DEPARTMENT OF COMPUTER SCIENCE
DOCTORAL DISSERTATION DEFENSE


Candidate: Elizabeth Shriver
Advisors: Alan Siegel and John Wilkes

Performance modeling for realistic storage devices

3:00 p.m., Thursday, January 30, 1997
12th floor conference room, 719 Broadway




Abstract

Managing large amounts of storage is difficult and becoming more so as both the complexity and number of storage devices are increasing. One approach to this problem is a self-managing storage system. Since a self-managing storage system is a real-time system, it requires a model that quickly approximates the behavior of the storage device in a workload-dependent fashion. We develop such a model.

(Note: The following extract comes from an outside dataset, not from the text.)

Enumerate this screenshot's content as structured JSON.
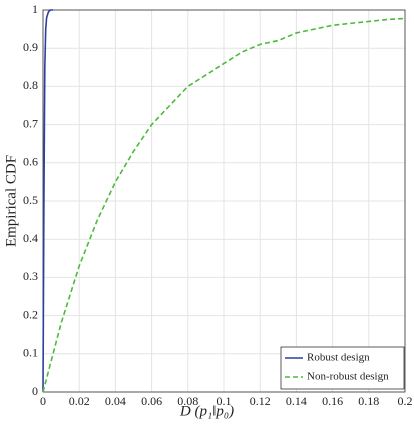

Our approach to modeling devices is to model the individual components of the device, such as queues, caches, and disk mechanisms, and then compose the components. To determine the performance of a component, each component modifies the entering workload use patterns and determines the performance from the workload use patterns and the lower-level device behavior. For example, modifying the use patterns allows us to capture the altered spatial locality that occurs when queues reorder their requests.

Our model predicts the device behavior in terms of response time within a 8% relative error for an interesting subset of the domain of devices and workloads. To demonstrate this, the model has been validated with synthetic traces of parallel scientific file system applications and traces of transaction processing applications.

Our contributions to the area of performance modeling for storage devices include the following:

1.
Methods to approximate the positioning time for the disk head of a magnetic disk.
2.
Methods to approximate the queue delay for non-FCFS scheduling algorithms.
3.
Methods to approximate the cache-miss probabilities and the full and partial cache-hit probabilities in the data caches in the I/O path using measures of workload spatial locality.
4.
Methods to approximate the mean seek time and rotational latency of the disk mechanism using measures of workload spatial locality.
5.
An infrastructure for developing a composite model. The infrastructure supports the development of more complicated devices and workloads than we have validated.
Together, these mean that we have analytic methods to approximate the behavior of a set of realistic storage devices.